Why Doctors Should Be Listening To Their Patients, Not Relying On Scans

doctor listeningThe world is a fast-paced environment. No one has time for anything anymore. In medicine, there is constant pressure to see more patients and do more electronic paperwork, and productivity is a key guidepost to life. However, slowing down and spending a few minutes listening to the world around you and to patients may actually be more rewarding, and solve more problems.

Listening To Your Patients

Being an older physician, technology was just beginning to influence medicine when I began training. CT scans were just starting to become available at the beginning of my training, and MRI scans were not available until I was in practice for a few years. The hallmark of a good physician was their ability to make a diagnosis based on a patient’s history, a physical exam, and some basic testing. The patient encounter was the critical event, as was at getting the story.

Most of the time, if one listens to the complaint of a patient closely, the diagnosis of the problem becomes much more clear. The physical exam is also critical; this is especially important since high technology studies like MRI scans often find problems that are not the cause of a patient’s symptoms. Going old school and using the technology as an assistant and not depending on it often leads to a better treatment plan for a patient.

Treatment and Listening

There are many different styles of physician practice. Being in the field of pain management, one can use multiple approaches to the same problem. One common approach for low back pain is that everyone needs to have every structure in the low back injected with steroid. Another style is that the only treatment that is needed is a course of extreme physical therapy. The approach that seems to be the most effective is take a good history, do an exam of the patient and then decide what is wrong and needed. Most of the time, it will yield a more precise course of action.

Multiple times I have found that an MRI may show multiple significant looking issues, but the history and exam show no correlated problems that would warrant treatment. The body can adapt to multiple things seen on a scan and not have any problems. Treating a scan versus treating a person can be the absolute wrong thing. Furthermore, most problems can be treated in a number of ways, and the choice is often dependent on the approach the patient wants once they understand the options available.

Listening and examining a patient may be considered old fashioned.

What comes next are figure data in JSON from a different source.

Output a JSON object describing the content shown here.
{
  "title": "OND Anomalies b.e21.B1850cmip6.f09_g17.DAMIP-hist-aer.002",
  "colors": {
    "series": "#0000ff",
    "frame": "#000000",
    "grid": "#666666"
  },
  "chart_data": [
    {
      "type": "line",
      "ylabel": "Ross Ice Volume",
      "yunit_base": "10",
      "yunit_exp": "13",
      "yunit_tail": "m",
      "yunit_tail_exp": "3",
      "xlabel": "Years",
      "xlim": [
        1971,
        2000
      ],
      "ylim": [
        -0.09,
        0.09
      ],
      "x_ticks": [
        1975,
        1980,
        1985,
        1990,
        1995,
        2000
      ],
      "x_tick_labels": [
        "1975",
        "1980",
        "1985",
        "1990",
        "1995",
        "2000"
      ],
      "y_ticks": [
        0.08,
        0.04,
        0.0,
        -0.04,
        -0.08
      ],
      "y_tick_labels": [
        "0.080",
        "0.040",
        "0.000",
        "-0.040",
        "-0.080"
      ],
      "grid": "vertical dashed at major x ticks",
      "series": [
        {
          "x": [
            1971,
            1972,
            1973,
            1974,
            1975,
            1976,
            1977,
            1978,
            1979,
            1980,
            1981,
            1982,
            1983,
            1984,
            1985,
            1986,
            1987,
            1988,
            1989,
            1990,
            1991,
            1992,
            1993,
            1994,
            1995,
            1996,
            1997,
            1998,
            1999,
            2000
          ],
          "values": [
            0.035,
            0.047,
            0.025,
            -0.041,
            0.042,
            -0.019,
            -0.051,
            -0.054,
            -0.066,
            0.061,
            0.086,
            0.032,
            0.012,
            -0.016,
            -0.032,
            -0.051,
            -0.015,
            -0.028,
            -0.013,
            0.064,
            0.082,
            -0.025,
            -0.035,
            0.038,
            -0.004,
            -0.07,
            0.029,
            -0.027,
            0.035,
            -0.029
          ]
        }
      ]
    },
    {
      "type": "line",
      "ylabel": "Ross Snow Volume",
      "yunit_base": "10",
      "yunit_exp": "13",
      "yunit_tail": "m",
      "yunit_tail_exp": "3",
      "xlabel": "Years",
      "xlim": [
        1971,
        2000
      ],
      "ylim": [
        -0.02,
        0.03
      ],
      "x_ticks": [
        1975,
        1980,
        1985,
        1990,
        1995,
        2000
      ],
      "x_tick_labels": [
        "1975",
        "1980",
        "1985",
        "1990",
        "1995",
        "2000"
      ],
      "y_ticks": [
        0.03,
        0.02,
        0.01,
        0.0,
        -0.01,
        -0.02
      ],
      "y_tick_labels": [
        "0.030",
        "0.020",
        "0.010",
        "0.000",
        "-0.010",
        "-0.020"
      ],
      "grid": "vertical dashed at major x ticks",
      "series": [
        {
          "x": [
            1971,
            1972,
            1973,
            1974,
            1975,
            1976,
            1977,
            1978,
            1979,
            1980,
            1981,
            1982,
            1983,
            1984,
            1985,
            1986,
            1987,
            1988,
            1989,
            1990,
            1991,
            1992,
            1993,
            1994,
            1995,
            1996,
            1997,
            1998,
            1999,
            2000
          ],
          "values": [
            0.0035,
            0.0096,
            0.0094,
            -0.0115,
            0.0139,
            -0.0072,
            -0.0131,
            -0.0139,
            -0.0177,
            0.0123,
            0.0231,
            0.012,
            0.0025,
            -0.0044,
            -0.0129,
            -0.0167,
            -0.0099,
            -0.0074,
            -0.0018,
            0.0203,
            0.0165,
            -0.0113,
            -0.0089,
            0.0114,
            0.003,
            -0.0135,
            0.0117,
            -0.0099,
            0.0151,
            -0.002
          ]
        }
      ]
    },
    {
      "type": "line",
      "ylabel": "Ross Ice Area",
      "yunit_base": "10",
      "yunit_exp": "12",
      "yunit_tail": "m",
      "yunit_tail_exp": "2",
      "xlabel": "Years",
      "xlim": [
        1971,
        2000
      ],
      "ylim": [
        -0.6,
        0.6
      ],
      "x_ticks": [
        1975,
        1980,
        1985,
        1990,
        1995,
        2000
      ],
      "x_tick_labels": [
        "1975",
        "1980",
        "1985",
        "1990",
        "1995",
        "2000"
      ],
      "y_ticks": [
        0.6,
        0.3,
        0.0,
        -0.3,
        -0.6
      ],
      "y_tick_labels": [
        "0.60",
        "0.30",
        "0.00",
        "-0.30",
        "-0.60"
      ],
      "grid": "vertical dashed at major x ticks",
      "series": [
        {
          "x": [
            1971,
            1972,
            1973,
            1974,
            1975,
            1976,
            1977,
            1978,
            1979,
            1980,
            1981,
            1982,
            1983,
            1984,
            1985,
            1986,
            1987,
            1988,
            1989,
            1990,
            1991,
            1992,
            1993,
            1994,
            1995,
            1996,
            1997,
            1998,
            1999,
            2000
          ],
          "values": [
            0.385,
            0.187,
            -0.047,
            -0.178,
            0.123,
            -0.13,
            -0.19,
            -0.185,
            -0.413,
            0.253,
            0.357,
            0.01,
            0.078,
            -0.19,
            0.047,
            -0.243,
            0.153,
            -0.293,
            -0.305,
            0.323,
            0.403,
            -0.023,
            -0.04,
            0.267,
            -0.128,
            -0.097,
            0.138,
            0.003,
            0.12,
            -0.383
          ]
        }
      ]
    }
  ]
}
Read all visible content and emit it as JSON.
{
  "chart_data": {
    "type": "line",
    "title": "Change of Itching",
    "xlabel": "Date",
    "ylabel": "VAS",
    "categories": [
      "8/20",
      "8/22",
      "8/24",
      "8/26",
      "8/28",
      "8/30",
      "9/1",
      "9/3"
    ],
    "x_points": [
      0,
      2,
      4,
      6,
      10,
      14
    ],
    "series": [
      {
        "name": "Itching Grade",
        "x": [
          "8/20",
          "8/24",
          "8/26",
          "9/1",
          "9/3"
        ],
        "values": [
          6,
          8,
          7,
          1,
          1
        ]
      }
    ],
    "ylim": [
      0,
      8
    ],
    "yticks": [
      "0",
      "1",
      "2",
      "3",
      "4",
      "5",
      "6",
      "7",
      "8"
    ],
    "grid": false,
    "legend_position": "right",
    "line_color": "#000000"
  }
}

As a new physician it is often hard to understand the subtle things a patient is trying to convey. Sending a patient for tests and treating the tests is far easier. As an older physician, a lot of the stories become very classic, as is the exam. For example, spinal stenosis in the elderly has a unique story of pain when walking a few feet and being just fine when sitting or lying down. The story tells more in a few words then the MRI and then the treatment is absolutely defined by what the patient desires. Being old fashioned and listening is not glamorous, but it often is a more effective way to get the job done right.